If you're just starting with MPI, I would recommend that you start
with Open MPI instead of LAM/MPI.
LAM/MPI is in maintenance mode; it has no further development occurring.
Open MPI is where all development is occurring these days. Indeed,
Open MPI v1.3.1 is just about to be released.
As for the specific problem you're seeing, I don't know why it would
be happening. Are all of your machines identical in operating system
and configuration? You might want to re-try the experiment with Open
MPI and see what happens.
On Mar 19, 2009, at 2:13 AM, Prithu Tiwari wrote:
>
>
> ---------- Forwarded message ----------
> From: Prithu Tiwari <prithubt_at_[hidden]>
> Date: Wed, Mar 18, 2009 at 3:08 PM
> Subject: Re: Welcome to the "lam" mailing list
> To: lam-request_at_[hidden]
>
>
> Hi,
> We are facing a strange problem when running the lam-mpiexec
> the example pi program.
>
> We installed the lam by compiling from downloaded lam-7.1.4 source
> and doing configure/make/make install
> to a particular path (/opt/lam/gcc) using "--prefix".

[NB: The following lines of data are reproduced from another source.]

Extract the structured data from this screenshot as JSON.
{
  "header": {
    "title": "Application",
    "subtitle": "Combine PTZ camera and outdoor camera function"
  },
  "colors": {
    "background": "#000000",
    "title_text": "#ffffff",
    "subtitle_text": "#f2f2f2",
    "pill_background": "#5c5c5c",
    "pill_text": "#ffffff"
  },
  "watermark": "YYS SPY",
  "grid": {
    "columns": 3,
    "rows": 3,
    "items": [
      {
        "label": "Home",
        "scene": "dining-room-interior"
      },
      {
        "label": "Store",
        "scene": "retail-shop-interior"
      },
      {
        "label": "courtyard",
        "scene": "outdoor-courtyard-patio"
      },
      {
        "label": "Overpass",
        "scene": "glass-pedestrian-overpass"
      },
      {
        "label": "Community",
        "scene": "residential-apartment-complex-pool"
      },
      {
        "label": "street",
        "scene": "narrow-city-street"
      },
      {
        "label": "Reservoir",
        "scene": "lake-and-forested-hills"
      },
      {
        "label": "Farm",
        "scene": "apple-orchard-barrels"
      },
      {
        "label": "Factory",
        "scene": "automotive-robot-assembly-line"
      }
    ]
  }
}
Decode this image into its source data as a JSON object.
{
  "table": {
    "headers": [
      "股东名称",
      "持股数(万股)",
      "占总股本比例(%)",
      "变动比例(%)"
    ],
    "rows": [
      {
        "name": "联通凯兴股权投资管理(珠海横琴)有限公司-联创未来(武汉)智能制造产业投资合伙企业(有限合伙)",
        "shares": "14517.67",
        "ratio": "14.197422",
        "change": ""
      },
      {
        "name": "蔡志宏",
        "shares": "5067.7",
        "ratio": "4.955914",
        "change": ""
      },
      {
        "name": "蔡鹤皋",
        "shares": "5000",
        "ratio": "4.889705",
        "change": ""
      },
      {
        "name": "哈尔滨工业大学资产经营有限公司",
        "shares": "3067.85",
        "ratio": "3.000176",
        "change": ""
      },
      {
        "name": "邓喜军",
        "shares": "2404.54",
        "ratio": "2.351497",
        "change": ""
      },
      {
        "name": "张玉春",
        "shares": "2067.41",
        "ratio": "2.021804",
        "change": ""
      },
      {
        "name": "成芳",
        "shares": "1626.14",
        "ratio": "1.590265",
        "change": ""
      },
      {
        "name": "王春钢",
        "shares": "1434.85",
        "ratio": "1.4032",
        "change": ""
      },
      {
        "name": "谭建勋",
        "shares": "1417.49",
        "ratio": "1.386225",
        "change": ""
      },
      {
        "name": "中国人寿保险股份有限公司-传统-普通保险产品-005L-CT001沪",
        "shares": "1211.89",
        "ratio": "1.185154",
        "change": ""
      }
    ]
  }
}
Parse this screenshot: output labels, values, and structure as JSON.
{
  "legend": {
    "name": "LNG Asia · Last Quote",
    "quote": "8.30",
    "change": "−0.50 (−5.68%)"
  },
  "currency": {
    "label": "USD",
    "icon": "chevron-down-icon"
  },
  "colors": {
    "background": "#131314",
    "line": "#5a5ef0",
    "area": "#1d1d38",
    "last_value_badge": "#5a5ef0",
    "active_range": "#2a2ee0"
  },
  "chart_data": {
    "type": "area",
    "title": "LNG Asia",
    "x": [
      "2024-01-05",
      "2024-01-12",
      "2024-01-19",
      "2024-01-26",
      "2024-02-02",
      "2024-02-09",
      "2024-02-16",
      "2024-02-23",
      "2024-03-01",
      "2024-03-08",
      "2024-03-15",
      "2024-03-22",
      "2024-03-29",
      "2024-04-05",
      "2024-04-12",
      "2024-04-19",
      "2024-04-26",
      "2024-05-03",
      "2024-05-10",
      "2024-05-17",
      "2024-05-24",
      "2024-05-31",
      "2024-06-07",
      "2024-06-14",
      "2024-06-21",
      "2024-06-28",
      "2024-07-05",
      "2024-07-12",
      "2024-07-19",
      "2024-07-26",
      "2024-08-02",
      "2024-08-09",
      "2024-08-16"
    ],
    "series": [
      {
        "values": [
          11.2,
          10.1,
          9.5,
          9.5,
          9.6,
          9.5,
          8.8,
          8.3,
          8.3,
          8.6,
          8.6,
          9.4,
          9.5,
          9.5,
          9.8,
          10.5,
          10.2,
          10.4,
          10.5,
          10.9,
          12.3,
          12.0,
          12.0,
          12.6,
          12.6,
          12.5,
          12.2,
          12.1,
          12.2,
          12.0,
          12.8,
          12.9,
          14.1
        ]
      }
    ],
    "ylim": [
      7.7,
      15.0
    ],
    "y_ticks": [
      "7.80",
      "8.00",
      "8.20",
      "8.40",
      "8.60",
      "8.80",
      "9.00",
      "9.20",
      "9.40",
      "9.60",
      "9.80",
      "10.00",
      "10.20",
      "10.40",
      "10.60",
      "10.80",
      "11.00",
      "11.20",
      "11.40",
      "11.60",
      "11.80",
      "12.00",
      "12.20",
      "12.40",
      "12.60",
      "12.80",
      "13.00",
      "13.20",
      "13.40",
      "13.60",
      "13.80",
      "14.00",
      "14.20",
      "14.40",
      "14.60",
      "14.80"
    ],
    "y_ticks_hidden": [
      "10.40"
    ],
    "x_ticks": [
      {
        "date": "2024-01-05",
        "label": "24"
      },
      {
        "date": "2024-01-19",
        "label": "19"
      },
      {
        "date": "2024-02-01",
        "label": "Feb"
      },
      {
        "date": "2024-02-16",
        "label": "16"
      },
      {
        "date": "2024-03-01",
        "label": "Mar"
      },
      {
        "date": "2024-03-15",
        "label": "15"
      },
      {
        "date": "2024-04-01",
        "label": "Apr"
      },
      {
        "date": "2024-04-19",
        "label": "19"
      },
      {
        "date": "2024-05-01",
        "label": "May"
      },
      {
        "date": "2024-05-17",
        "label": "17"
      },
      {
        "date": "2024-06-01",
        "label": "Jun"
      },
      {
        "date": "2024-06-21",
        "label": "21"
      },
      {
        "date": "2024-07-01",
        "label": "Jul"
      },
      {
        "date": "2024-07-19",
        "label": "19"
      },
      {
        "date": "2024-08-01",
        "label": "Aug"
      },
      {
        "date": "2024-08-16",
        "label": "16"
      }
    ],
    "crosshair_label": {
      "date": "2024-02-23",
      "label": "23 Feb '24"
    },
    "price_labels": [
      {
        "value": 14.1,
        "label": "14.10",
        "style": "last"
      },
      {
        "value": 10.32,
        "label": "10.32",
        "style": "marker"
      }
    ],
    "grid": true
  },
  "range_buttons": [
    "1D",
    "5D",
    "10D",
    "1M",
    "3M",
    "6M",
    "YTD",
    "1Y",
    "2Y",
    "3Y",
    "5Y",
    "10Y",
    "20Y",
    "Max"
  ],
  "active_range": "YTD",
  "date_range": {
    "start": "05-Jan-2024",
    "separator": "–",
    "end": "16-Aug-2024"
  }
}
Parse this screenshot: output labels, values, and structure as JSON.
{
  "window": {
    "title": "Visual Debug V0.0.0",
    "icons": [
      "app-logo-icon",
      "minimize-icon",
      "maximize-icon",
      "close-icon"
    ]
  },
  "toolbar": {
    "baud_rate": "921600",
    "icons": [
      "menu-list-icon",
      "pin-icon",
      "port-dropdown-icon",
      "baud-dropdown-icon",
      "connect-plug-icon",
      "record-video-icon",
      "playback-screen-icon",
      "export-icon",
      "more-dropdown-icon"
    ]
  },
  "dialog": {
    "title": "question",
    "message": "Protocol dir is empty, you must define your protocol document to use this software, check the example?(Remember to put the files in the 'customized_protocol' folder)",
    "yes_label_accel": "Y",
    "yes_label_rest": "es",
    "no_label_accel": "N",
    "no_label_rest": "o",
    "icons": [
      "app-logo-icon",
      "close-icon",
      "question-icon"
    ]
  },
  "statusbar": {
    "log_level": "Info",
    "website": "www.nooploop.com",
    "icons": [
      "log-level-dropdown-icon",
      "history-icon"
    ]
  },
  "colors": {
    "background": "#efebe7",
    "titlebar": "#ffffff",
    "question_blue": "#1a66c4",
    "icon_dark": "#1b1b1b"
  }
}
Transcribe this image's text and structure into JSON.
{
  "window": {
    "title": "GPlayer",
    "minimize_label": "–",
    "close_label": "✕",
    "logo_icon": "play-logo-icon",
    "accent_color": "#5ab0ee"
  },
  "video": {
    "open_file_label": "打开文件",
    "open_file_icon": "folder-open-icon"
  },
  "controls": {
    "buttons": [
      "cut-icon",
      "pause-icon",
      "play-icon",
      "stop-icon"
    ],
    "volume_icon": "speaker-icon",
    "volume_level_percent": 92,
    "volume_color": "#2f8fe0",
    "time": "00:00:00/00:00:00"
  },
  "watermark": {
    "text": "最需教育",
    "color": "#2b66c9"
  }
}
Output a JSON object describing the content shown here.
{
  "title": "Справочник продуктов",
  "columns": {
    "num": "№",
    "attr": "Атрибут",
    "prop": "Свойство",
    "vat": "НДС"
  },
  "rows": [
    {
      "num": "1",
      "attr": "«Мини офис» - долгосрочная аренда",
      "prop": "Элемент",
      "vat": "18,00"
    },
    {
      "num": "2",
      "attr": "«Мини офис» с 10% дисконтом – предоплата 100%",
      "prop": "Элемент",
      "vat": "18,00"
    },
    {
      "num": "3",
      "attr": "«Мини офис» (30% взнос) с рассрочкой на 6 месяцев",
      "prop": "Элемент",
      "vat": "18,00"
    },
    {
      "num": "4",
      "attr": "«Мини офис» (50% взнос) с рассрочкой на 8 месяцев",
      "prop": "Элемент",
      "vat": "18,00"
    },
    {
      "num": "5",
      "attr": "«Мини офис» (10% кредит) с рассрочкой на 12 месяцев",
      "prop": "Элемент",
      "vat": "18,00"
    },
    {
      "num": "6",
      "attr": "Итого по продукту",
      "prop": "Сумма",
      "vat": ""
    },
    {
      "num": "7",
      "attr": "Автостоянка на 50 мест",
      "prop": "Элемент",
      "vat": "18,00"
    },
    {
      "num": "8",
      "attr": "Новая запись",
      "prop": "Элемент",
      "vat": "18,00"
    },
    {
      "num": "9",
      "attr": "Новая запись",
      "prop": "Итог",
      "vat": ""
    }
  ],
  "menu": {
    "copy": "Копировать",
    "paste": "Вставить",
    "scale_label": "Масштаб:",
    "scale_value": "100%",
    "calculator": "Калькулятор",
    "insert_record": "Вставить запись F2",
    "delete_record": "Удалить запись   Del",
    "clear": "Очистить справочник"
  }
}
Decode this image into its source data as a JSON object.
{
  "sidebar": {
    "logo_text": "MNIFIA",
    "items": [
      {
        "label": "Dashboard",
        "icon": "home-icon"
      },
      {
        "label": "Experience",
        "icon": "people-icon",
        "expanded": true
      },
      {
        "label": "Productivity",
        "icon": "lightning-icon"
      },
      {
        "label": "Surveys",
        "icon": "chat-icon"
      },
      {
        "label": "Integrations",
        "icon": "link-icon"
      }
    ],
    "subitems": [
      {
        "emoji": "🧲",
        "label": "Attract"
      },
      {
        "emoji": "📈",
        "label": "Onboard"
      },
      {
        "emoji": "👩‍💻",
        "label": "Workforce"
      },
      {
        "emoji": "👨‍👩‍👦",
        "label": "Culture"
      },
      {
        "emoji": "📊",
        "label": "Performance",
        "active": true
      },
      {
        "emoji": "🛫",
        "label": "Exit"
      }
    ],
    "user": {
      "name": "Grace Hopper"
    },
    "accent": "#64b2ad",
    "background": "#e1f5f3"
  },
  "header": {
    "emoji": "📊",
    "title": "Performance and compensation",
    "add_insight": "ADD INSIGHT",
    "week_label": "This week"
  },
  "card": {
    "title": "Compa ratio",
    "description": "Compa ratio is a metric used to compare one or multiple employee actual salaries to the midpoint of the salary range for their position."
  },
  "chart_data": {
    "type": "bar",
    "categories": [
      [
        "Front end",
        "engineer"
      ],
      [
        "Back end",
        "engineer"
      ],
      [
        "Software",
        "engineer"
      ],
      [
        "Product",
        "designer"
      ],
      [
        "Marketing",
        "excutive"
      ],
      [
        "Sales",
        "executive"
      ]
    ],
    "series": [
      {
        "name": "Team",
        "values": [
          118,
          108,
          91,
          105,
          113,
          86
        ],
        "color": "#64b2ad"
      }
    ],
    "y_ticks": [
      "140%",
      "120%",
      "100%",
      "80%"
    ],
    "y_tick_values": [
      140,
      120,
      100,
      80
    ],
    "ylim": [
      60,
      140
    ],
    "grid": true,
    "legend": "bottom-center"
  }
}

> This compilation was done on the masternode and on the rest of the
> cluster-nodes we simply scp-ed the directory
> (/opt/lam/gcc) .
>
> We compiled the program cpi.c after doing the proper path settings
> using "mpicc"
> mpicc cpi.c -o cpi -lm
> This occurs without any problem.
> We run this on master node using
> lamboot mac
> mac contains hostname of masternode and another node.
> nx0
> nx0
> nx1
> nx1
> and execute using following
> mpiexec -np 4 ./cpi
> This runs properly and exits without any error.
>
> Samething we try from another node like
> lamboot nod
> nod contains
> nx31
> nx31
> nx32
> nx32
> and execute using:
> mpiexec -np 4 ./cpi
> This also runs properly but does not exit - would exit only if we
> press "enter". If we see the exit status using
> echo $?
> it shows 25 !!
> While submitting to torque also it shows error in pi.err file
> "mpirun exited with status 1"
>
> Can somebody tell why this happening?
> regards
> prithu
>
>
> _______________________________________________
> This list is archived at http://www.lam-mpi.org/MailArchives/lam/
--
Jeff Squyres
Cisco Systems
|